Writing against the grain

The idiom, to write against the grain, means to do things one’s own way, going against the normal rules or expectations as to how that things are usually done: opposite ideas or opposite in nature; writing against the grain.

Origin of Against the Grain

It is commonly believed that this expression developed from the grain in wood. In this instance, grain refers to the fibers of wood and the direction in which they lie; cutting in the opposite direction is more difficult and less common.

Through different critical evaluations, the emphasis is being given in the oppositional; the new position is a minority position that it runs counter, to institutional positions. In writing against the grain, the greater contribution has been paid by feminist scholars; they have lifted the veil.

Hence, the rereading of Victorian studies carries one common idea that is writing oppositionally or writing against the grain.

Shakespeare’s play

Coriolanus from 1607:

Say, you chose him

More after our commandment than as guided

By your own true affections, and that your minds,

Preoccupied with what you rather must do

Than what you should, made you against the grain

To voice him consul: lay the fault on us.

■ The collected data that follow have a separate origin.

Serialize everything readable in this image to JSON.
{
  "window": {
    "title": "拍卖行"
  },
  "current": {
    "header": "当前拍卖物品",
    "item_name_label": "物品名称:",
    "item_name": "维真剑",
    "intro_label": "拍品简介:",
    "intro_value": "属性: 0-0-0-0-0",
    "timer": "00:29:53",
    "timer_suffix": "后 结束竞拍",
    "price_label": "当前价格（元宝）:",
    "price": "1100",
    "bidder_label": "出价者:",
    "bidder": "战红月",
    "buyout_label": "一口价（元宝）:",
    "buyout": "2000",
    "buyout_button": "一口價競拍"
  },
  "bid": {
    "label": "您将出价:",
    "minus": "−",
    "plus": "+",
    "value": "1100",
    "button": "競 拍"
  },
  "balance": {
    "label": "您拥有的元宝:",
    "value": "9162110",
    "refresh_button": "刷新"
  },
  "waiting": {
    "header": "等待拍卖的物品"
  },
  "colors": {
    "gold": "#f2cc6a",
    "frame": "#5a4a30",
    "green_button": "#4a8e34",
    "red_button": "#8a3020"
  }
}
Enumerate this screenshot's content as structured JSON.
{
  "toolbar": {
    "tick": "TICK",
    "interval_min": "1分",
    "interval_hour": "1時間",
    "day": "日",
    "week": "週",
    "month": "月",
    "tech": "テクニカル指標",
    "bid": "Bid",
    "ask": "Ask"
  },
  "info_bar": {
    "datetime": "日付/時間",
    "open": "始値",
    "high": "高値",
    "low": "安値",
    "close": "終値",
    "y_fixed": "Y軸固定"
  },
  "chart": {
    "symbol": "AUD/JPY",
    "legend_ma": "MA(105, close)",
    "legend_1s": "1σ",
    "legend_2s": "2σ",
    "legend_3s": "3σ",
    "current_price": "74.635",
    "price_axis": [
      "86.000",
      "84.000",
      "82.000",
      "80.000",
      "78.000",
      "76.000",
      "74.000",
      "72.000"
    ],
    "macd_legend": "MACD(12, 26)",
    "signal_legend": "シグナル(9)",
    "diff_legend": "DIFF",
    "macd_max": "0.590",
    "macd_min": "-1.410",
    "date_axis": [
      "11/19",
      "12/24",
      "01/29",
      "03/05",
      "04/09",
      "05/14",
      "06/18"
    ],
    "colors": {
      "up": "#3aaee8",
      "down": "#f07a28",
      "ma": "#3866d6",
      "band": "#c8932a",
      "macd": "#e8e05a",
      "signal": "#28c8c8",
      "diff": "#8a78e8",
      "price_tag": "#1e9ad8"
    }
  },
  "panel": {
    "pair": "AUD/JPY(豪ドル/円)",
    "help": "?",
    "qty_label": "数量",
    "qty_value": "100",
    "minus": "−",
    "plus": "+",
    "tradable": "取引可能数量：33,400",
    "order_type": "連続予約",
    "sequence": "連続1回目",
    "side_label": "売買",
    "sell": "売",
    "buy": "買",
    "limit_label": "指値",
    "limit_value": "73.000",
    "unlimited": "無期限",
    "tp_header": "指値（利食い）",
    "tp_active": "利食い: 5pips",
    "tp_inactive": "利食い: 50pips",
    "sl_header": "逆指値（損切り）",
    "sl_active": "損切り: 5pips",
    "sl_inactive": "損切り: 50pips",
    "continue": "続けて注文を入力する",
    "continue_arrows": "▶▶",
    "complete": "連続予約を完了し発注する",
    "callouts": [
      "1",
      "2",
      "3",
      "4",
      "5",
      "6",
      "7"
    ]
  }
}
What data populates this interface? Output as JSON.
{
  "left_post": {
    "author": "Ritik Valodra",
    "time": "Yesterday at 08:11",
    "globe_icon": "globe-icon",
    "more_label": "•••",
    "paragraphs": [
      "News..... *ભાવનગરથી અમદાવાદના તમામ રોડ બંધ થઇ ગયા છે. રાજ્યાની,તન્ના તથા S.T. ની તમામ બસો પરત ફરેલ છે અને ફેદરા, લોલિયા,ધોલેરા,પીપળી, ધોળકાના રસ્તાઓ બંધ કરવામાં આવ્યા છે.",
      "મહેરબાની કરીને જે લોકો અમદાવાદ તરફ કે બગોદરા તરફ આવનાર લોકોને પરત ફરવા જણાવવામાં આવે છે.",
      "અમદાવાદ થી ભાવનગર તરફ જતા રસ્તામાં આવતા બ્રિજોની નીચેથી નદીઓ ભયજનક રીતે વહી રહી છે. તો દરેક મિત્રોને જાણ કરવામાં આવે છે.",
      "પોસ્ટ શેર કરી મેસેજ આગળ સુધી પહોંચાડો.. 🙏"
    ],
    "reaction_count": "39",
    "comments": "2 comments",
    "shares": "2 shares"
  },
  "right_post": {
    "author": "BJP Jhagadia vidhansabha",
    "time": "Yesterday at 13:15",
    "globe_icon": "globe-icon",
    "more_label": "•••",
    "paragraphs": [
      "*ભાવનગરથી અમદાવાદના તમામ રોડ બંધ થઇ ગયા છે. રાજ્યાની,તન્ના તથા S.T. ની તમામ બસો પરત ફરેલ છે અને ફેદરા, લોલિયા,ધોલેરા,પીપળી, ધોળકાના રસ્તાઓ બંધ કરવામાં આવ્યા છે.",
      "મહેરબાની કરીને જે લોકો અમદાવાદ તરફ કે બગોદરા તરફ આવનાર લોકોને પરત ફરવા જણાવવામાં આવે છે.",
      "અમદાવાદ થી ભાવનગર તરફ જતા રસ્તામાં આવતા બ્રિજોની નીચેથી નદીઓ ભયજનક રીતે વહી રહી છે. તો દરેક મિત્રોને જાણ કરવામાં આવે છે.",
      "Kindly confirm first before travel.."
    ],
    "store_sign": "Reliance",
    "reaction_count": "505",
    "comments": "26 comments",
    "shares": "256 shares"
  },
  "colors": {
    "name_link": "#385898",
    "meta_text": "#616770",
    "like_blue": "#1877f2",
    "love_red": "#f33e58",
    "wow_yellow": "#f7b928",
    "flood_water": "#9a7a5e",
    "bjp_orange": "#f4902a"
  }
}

As a reader, you cannot develop an effective and complete against the grain until you have a clear understanding of what you think the author’s intentions are and the point of view. Thus, reading with and against the grain enables you to fully engage with a text and an author’s ideas.

A good author chooses their words carefully, working with care to convey meaning to their readers. As an author, there may be times when you may find writing with and against the grain difficult or seemingly impossible, but the rewards for you are abundant as you become a stronger writer and thinker.